The Dutch Jazz Orchestra is known for performing the obscure and neglected works of better-known composers, arrangers and bandleaders like Duke Ellington, Gil Evans, Billy Strayhorn, and Gerry Mulligan. With this album, the group continues its historic mission by unearthing and reviving the music of Mary Lou Williams. One of the few women in jazz who found her calling as a writer and educator, Williams is credited with composing and arranging for many musicians and big bands, including the Ellington band, for which she arranged from seventeen to perhaps as many as fifty charts.
One of several arrangements she wrote for Ellington that never made it to the bandstand was "Chief," a loud and brassy hard bop tune and a great introduction to Williams' music. This is followed by one of her more difficult compositions, "Aries Mood (A Portrait of Ben Webster)," inspired by a musician with whom she was at one time romantically involved. The chart, one of the poorer ones on this disc, has a heavy boppish feel with many mood and tempo changes, which make it tough to follow. The music does get better with the blues-tinged "Medi II," which brings the rhythm section to light, especially the cool guitar work of Martijn van Iterson. "Scorpio," featuring a slithering clarinet solo and pronounced background percussion, comes accross to me as a snake-charmers balladnot a criticism, just a feeling. The DJO really powers through in formidable big band style on one of the best scores, "O.W.," a 1967 arrangement for Ellington.
Three tunes in the middle of the set give you a good flavor of Willams' music"Scratchin' In The Gravel," an almost Kenton-like slow ballad with a prowling alto sax solo by Albert Beltman; "Shafi," which once again features Beltman with some explosive changes by the band; and "What's Your Story, Morning Glory," another soft, slow ballad with fine melodies and a clarinet chorus by John Ruocco. The thirteen-track album concludes with the sensuous "You Know Baby," the bebop tune "Lonely Moments," a rather slow and dragging piece, "Ghost Of Love," and finally the great jumping big band number "Walkin' And Swingin'."
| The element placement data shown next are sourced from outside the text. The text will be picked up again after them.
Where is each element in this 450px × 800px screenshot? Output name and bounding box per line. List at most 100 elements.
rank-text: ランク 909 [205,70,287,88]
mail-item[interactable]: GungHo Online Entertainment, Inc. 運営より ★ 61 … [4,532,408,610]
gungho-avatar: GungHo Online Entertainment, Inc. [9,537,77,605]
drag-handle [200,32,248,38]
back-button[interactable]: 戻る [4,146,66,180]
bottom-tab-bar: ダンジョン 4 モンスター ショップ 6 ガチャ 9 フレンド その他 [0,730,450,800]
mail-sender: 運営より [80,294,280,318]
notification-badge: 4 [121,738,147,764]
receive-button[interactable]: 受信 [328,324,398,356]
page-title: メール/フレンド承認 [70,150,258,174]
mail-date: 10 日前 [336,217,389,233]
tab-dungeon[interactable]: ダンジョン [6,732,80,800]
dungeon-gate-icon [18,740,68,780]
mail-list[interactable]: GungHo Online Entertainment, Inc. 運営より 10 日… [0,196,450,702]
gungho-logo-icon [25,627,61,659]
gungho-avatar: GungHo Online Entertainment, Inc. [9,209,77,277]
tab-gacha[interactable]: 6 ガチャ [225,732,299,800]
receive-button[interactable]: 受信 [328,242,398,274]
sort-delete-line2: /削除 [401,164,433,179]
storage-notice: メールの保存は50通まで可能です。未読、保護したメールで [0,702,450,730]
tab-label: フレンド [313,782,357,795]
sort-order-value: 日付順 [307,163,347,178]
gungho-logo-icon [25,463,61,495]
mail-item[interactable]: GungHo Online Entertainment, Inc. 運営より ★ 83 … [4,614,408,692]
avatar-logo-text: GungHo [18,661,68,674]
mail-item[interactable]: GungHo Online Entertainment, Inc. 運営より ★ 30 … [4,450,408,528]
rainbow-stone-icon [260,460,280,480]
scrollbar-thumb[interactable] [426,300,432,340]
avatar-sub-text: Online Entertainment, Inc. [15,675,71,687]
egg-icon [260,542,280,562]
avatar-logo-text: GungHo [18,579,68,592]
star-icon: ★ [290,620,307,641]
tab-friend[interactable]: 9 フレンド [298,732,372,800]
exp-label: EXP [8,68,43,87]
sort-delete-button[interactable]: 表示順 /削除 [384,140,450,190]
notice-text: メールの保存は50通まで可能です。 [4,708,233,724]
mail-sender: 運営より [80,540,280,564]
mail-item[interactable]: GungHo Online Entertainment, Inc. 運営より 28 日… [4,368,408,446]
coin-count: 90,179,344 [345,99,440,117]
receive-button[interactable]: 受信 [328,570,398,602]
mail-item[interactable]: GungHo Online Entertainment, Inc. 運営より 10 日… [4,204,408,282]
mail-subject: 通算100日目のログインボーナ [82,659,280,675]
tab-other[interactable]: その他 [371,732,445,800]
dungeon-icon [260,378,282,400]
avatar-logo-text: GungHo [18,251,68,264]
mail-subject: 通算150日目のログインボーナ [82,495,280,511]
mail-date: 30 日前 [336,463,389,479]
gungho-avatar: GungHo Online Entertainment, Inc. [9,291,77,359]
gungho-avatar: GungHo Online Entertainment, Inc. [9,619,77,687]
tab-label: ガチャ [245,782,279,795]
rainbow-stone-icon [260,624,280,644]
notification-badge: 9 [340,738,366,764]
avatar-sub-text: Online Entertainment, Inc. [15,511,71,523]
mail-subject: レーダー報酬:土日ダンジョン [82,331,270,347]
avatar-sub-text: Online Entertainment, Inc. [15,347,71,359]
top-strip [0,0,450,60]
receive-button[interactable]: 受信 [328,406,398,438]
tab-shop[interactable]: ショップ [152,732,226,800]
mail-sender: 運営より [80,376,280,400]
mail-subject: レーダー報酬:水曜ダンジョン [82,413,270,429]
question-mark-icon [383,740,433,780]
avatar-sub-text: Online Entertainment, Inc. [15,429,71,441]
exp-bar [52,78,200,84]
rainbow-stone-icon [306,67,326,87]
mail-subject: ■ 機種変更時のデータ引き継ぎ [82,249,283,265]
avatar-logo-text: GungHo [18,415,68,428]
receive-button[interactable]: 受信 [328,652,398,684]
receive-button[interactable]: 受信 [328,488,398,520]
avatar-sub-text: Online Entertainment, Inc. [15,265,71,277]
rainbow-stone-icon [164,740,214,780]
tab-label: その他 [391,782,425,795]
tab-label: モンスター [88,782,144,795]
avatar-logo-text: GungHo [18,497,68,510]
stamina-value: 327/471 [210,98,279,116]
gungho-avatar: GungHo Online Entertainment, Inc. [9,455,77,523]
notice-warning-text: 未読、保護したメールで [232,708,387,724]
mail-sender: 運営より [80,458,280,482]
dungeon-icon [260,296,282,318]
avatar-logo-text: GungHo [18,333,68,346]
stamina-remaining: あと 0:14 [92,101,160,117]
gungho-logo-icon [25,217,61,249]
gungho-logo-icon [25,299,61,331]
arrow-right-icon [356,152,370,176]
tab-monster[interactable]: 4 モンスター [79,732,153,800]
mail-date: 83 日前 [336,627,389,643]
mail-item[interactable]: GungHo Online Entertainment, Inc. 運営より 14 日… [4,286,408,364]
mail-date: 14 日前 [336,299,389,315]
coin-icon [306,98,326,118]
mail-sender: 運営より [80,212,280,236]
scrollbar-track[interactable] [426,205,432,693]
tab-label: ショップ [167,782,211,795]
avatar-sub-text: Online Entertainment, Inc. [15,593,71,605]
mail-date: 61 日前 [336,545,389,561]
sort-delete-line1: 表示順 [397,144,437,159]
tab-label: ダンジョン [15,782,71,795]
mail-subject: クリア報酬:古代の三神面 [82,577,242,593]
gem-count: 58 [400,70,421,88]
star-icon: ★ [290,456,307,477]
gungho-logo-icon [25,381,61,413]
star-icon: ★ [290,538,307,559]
A tribute to the genius that was Mary Lou Williams, Rediscovered Music brings her music new life and introduces it to a new audience. Providing a venue for "The Lady Who Swings The Band" is the Dutch Jazz Orchestra, which must not be overlooked in this endeavor. Playing music of complexity and sharp contrast, the DJO delivers a compelling big band performance which deserves attention.
Personnel: Jan Oosthof, Ruud Breuls, Erik Veldkamp, Peter van Soest, Mike Booth: trumpet; Hansjorg Fink, Andy Bruce, David Rothschild, Martin van den Berg: trombones; John Ruocco, Albert Beltman, Hans Meijdam, Ab Schapp, Simon Rigter, Nils van Haften: reeds; Rob van Bavel: piano; Martijn van Iterson: guitar; Jan Voogd: bass; Erik Ineke: drums; John Ruocco: musical director.